8.1 What the LLM sees vs doesn’t see
flowchart LR
subgraph llm[LLM sees]
sys[System prompt]
trans[Transcript]
toolDefs[Tool definitions<br/>names + arg schemas + descriptions]
toolRes[Tool result bodies<br/>projected/truncated]
runbook[Retrieved runbook chunks]
end
subgraph never[LLM never sees]
token[Access token]
rawResp[Raw unprojected API responses<br/>over 4KB]
otherUser[Any other user's data]
end
classDef good fill:#dfe;
classDef bad fill:#fdd;
class llm good;
class never bad;
9. Failure modes & their handling
| Failure | Detection | Handling |
|---|---|---|
| Model emits a tool name not in allowlist | Tool Manifest Validator (server) | Reject before sending to browser; log; the Agent Loop tells the model “that tool doesn’t exist” and continues. |
| Model emits args that violate the manifest schema | Tool Manifest Validator (server) | Same as above. |
| User declines a proposal | Browser Orchestrator | Send {status:"declined"} back; model is prompted to acknowledge and suggest alternatives or stop. |
| Backend API returns 4xx | Proposal Executor | Normalize to {status:"error", error:{kind:"client", ...}}; fed back; model may propose differently. No auto-retry. |
| Backend API returns 5xx | Proposal Executor | Same as 4xx with kind:"server". No auto-retry. |
| Network/timeout in browser | Proposal Executor | Surface in chat UI with “try again” affordance; user must re-approve to retry. |
| Tool response exceeds 4KB | Proposal Executor | Apply per-tool responseProjection first; if still over, truncate with …truncated, N more bytes note. |
| Bedrock returns an error | Bedrock Client Wrapper | Surface to user as “something went wrong with the assistant”; no auto-retry; turn ends. |
| Lambda response stream interrupted | Browser Orchestrator | Mark partial turn as failed; user can resend. |
| Runbook KB retrieval fails | Runbook Retriever | Return empty result + log; model is told “no runbook found” and proceeds without one. |
| Conversation grows past comfortable token count | (Logged, not enforced in v1) | No action in v1. Watch logs; revisit if real conversations exceed ~50K tokens. |
10. Deployment
flowchart LR
subgraph aws[AWS]
CF[CloudFront]
FU[Lambda Function URL<br/>response streaming]
L[Chat Service Lambda]
BR[Bedrock Converse]
KB[Bedrock KB]
S3[(S3 — runbook source)]
CW[CloudWatch]
IAM[IAM execution role]
end
SPA[React SPA<br/>existing app]
Router[Existing Router Service]
SPA --> Router
Router --> CF
CF --> FU
FU --> L
L --> BR
L --> KB
L -.-> CW
S3 -.-> KB
L -.- IAM
- Lambda with response streaming via Function URL, fronted by CloudFront for caching headers and a stable hostname. The existing Router Service forwards authenticated traffic to CloudFront.
- IAM: Lambda role allows
bedrock:InvokeModelWithResponseStream,bedrock-agent-runtime:Retrieve, and CloudWatch Logs writes. No other AWS API access. No access to user data stores — by construction, the chat service does not need them. - CDK app is the source of truth for all of the above; one stack per environment.

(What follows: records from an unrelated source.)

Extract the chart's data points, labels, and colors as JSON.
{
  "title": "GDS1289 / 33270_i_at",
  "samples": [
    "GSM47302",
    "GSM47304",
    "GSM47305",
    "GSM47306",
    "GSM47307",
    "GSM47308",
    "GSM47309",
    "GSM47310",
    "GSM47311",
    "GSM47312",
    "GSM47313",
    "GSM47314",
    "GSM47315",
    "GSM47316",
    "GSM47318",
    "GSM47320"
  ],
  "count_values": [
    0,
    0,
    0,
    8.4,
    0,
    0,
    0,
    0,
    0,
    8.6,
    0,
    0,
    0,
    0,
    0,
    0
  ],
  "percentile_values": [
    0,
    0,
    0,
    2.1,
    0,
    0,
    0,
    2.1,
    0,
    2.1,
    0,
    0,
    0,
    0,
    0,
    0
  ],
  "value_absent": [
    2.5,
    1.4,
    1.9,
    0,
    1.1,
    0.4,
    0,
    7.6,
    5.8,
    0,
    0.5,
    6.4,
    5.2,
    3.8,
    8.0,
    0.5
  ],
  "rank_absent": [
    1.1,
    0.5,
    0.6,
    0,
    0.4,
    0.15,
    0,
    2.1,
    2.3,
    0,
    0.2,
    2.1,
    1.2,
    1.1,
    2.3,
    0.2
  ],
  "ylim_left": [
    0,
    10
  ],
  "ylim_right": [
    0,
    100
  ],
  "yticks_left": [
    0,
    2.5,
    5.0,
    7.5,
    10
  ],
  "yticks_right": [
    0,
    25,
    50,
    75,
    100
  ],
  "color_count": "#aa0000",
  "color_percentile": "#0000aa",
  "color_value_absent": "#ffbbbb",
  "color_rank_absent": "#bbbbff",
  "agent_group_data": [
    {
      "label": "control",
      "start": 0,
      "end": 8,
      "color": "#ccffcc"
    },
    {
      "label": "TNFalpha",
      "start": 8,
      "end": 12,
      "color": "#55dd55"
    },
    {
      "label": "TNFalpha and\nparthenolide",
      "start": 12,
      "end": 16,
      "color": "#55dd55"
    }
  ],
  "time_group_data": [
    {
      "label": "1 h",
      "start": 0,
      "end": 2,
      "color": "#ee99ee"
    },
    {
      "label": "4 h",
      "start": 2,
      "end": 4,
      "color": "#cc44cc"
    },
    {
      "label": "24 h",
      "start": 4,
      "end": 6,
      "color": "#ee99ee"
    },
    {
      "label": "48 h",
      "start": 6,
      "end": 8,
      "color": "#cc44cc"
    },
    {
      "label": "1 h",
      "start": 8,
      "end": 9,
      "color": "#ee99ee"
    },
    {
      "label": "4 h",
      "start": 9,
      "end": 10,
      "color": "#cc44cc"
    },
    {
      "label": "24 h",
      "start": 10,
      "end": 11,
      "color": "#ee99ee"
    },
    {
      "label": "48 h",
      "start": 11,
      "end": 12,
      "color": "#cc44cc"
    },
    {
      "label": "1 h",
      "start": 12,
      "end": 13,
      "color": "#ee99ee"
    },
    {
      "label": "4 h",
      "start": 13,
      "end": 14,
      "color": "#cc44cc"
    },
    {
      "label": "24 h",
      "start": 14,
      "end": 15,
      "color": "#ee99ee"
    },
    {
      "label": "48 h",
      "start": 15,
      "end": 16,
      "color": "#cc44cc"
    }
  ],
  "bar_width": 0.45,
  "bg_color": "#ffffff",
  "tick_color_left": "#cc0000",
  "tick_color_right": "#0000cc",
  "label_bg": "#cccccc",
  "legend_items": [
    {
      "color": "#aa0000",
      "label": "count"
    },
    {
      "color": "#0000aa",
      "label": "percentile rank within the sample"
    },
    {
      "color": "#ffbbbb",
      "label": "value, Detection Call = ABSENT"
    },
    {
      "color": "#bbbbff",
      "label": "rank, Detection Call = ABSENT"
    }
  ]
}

11. Open trade-offs and known risks
| Trade-off | Decision | Future revisit signal |
|---|---|---|
| Browser-held transcript | Accepted; ships v1 fast | Users ask for cross-device resume; or support requests transcript access |
| No rate limits / cost budgets | Accepted; bounded risk via Cognito-only access | First abuse incident; or any non-trivial public rollout |
| No transcript persistence | Accepted | Support needs to review user sessions; compliance requires retention |
| Single model (Haiku 4.5) | Cost-first start | Quality complaints on multi-step tasks → escalate to Sonnet 4.6 |
| No model-evals | Accepted; small v1 surface area | Runbook count grows past ~20 or retrieval quality drops |
| No macro-tools | Accepted; primitive chaining + per-call HITL | Approval fatigue measured in user research |
| No product-docs KB | Accepted; navigate-and-handoff | If a significant fraction of user queries are declined, build the KB |
| Out-of-scope = decline-and-navigate | Accepted | Liability cost of one wrong answer ≫ inconvenience of navigation |
Each of these has a tracked deferral in PRD §“Out of Scope.” None are oversights.